Description of the painting by Francois Boucher “Jupiter and Callisto”

Description of the painting by Francois Boucher “Jupiter and Callisto”

Description of the painting by Francois Boucher Jupiter and Callisto

At the beginning of the eighteenth century in France, the most popular style in art was Rococo. For rococo is characterized by the image of luxury, satiety, the abundance of decorative elements, capricious forms. Pictures at that time served mainly as interior decoration. The characters were portrayed like porcelain figurines; at the same time, for bodies in pictures, lush, sensual forms are typical. The plots of paintings are often pastoral. The background is most often used scenic lawns, bordered by trees, bushes; river or stream are also required elements of the landscape.

Francois Boucher was the most prominent artist of the Rococo era. In addition to painting, he created sketches for painting porcelain and tapestries, was fond of sculpture, created prints, painted interiors. All his works are characterized by light pink, blue and pale green tones.

The plot of the picture is taken from the ancient Roman myth. According to legend, the god Jupiter was inflamed with a passion for the nymph Callisto, and in order not to scare her, appeared before the desired girl in the guise of the goddess Diana. In the female form, god tried to seduce Callisto. The nymph, being the companion of Diana, accompanied her on the hunt and was therefore not surprised at the appearance of the lady. So Jupiter managed to seduce the beloved, who vowed virginity. The myth was widely known to French society thanks to Ovid’s Metamorphoses.
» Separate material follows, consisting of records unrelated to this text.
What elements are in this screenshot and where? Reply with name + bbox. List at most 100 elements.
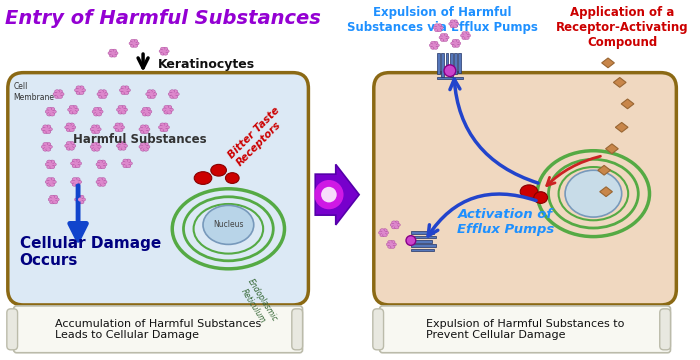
Ellipse shape xyxy=(163,47,168,50)
Ellipse shape xyxy=(455,39,459,42)
Bar xyxy=(442,53,444,77)
Ellipse shape xyxy=(71,126,76,129)
Ellipse shape xyxy=(534,192,547,203)
Ellipse shape xyxy=(102,180,107,184)
Text: Expulsion of Harmful Substances to
Prevent Cellular Damage: Expulsion of Harmful Substances to Preve… xyxy=(426,319,624,340)
Ellipse shape xyxy=(52,201,57,204)
Ellipse shape xyxy=(118,123,123,126)
Ellipse shape xyxy=(76,91,81,95)
Ellipse shape xyxy=(163,123,168,126)
Ellipse shape xyxy=(168,93,173,96)
Circle shape xyxy=(145,111,148,113)
Ellipse shape xyxy=(121,86,126,89)
Ellipse shape xyxy=(133,44,138,48)
Ellipse shape xyxy=(163,52,168,55)
Circle shape xyxy=(94,128,97,131)
Ellipse shape xyxy=(72,183,77,186)
Ellipse shape xyxy=(141,130,146,134)
Circle shape xyxy=(144,128,146,131)
Ellipse shape xyxy=(142,107,147,111)
Ellipse shape xyxy=(126,164,131,168)
Ellipse shape xyxy=(146,93,150,96)
Ellipse shape xyxy=(97,160,102,163)
Ellipse shape xyxy=(321,187,337,202)
Circle shape xyxy=(112,52,114,54)
Ellipse shape xyxy=(112,54,117,57)
Bar xyxy=(450,53,453,77)
Ellipse shape xyxy=(71,144,76,148)
Circle shape xyxy=(163,50,165,52)
Ellipse shape xyxy=(97,183,102,186)
Ellipse shape xyxy=(66,123,71,126)
Ellipse shape xyxy=(121,91,126,95)
Ellipse shape xyxy=(380,229,384,232)
Text: Keratinocytes: Keratinocytes xyxy=(158,58,255,71)
Ellipse shape xyxy=(94,148,99,151)
FancyBboxPatch shape xyxy=(292,309,302,350)
Ellipse shape xyxy=(314,180,344,209)
Ellipse shape xyxy=(121,141,126,145)
Ellipse shape xyxy=(66,128,71,132)
Ellipse shape xyxy=(74,198,79,201)
Ellipse shape xyxy=(72,164,77,168)
Bar xyxy=(411,244,436,247)
Ellipse shape xyxy=(388,245,392,248)
Ellipse shape xyxy=(80,89,85,92)
Ellipse shape xyxy=(122,144,127,148)
Ellipse shape xyxy=(130,44,135,48)
Ellipse shape xyxy=(164,105,169,109)
Ellipse shape xyxy=(174,93,179,96)
Ellipse shape xyxy=(69,128,74,132)
Circle shape xyxy=(69,145,71,147)
Ellipse shape xyxy=(75,164,80,168)
Ellipse shape xyxy=(433,46,438,49)
Ellipse shape xyxy=(160,52,165,55)
Ellipse shape xyxy=(109,54,114,57)
Ellipse shape xyxy=(139,127,144,131)
Polygon shape xyxy=(615,122,628,132)
Bar xyxy=(411,236,436,238)
Ellipse shape xyxy=(388,240,392,244)
Ellipse shape xyxy=(466,34,470,37)
Ellipse shape xyxy=(164,50,169,53)
Ellipse shape xyxy=(144,125,148,128)
Ellipse shape xyxy=(144,148,148,151)
Ellipse shape xyxy=(102,90,106,93)
Ellipse shape xyxy=(124,91,129,95)
Ellipse shape xyxy=(51,110,56,113)
Circle shape xyxy=(78,198,81,201)
Ellipse shape xyxy=(72,111,77,114)
Ellipse shape xyxy=(167,105,172,109)
Circle shape xyxy=(464,34,467,37)
Ellipse shape xyxy=(75,183,80,186)
Ellipse shape xyxy=(392,243,396,246)
Ellipse shape xyxy=(118,141,123,145)
Ellipse shape xyxy=(98,110,103,113)
Ellipse shape xyxy=(72,177,77,181)
Bar xyxy=(454,53,457,74)
Ellipse shape xyxy=(57,90,62,93)
Ellipse shape xyxy=(158,126,163,129)
Ellipse shape xyxy=(99,95,104,99)
Ellipse shape xyxy=(203,205,254,244)
Circle shape xyxy=(144,145,146,148)
Bar xyxy=(411,249,434,251)
Ellipse shape xyxy=(79,201,84,204)
Ellipse shape xyxy=(116,144,121,148)
Ellipse shape xyxy=(160,47,165,50)
Text: Entry of Harmful Substances: Entry of Harmful Substances xyxy=(5,9,321,28)
Ellipse shape xyxy=(194,172,212,184)
Ellipse shape xyxy=(435,24,439,27)
Ellipse shape xyxy=(51,180,56,184)
Ellipse shape xyxy=(69,141,74,145)
Ellipse shape xyxy=(50,201,55,204)
Ellipse shape xyxy=(96,127,101,131)
Ellipse shape xyxy=(97,107,102,111)
Ellipse shape xyxy=(147,90,152,93)
Ellipse shape xyxy=(46,110,50,113)
Ellipse shape xyxy=(430,46,435,49)
Text: Expulsion of Harmful
Substances via Efflux Pumps: Expulsion of Harmful Substances via Effl… xyxy=(346,6,538,34)
FancyBboxPatch shape xyxy=(7,309,18,350)
Ellipse shape xyxy=(394,226,399,229)
Ellipse shape xyxy=(97,165,102,169)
Boucher portrayed two flirting girls on the background of a pastoral landscape; a group of cupids performs a decorative task, outwardly resembling a wreath or a flower garland. There is nothing divine or sublime in young heroines; most likely, the artist rather accurately conveyed the look of French models, posing for the work. It is believed that the beauty of these canvases can be appreciated only in the respective interiors, of which they were part.